Crumlin Road Prison by Stephen Shaw. He's a super observant watercolourist in Belfast. Click on the pic for his online galleries. The old prison was said to be the most secure in the British Isles. It hosted many escapes and executions. A tunnel led from the jail to the courthouse opposite, which features in Blackwatertown.
Here comes the inside story of my book. It’s the brief synopsis I’m sending to agents. (Some agents prefer a different approach – longer blow by blow, chapter by chapter efforts.)
The next post will cover my recent calamities and a particularly juicy piece of gossip. But for now, have a peek inside.
Synopsis of Blackwatertown:
Blackwatertown by Paul Waters is a thriller set on the Irish border in the 1950s. The intertwining of fact and fiction is based partly on a murky episode of Ireland’s past, and partly on things discovered about my family’s own secret history.
It is the story of a reluctant and conflicted policeman called John “Jolly” Macken, who is drawn into a conspiracy, accidentally starts a war (the 1950s IRA border campaign) and inadvertently becomes a hero.
It is also the story of how complacency in a time of peace can quickly be shattered, if the underlying tensions in society are not addressed.

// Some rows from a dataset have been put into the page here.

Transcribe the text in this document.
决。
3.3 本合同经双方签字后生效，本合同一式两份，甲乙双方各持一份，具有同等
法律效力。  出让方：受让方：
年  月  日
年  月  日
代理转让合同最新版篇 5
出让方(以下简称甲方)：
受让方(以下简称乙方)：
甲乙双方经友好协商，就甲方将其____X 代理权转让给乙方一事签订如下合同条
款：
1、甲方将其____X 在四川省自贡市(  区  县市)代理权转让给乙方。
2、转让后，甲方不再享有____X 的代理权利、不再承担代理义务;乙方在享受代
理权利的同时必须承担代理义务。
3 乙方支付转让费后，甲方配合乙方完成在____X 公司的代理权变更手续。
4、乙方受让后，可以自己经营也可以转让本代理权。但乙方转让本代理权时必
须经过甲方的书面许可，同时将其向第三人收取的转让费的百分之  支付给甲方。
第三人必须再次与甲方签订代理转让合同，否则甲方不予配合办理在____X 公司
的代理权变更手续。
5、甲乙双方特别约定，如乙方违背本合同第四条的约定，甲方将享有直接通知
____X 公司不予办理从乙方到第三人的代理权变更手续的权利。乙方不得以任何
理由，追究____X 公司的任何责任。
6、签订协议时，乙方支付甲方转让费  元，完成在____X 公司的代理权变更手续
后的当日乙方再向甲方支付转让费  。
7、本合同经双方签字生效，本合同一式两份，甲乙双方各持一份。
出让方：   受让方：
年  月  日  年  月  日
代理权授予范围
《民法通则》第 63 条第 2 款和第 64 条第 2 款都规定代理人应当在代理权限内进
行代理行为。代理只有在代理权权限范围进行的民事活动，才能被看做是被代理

Jolly Macken begins with a personal crisis because of his leading role in a police action he knows is legally correct, but feels is morally wrong.
As a police officer, an RUC man, he is isolated from his fellow Irish Catholics because he serves the Crown. As a Catholic (in name anyway), he is by definition distrusted by his Protestant fellow officers and the State.
There are three main strands:
1. Macken is punished after a farcical episode of violence at the beginning, by being exiled to Blackwatertown village, a sleepy Co. Armagh backwater. He is sent there to replace the previous token Catholic officer in the district who died mysteriously. Was it an accident or murder? Were the killers fellow police officers? Will Macken be next?
2. Macken meets an unusually bewitching local girl whose bravado masks a certain innocence. However, is her innocence feigned? Will their romance endure? Is she an IRA spy or is she hiding a much darker secret?
3. Macken is caught up in a police conspiracy and cover-up that has unexpected consequences. Their fakery is so convincing that the conspirators are lauded as heroes and accidentally start a war. Macken becomes part of a web of political and personal intrigue, watching his back as genuine and imaginary sides go to war for real.
An ambiguous fourth strand weaves in and out of the action. It retains its mystery until near the end, when its true purpose and horrible identity is revealed.
As the tension and stakes mount higher, Macken is forced to choose sides when it comes to war and to his personal life. He embarks on a journey through a broken and twisted world to see if it is possible to salvage anything that is good, worthwhile and beautiful.
Blackwatertown conveys a sense of place in the tradition of Ulster writer Maurice Leitch, and is threaded through with flashes of humour reminiscent of Andrea Camilleri’s Sicilian Inspector Montalbano mysteries.
The story transcends time and place, but also parallels the current dangerous political situation in Northern Ireland today, and shows how a seemingly secure peace can be squandered.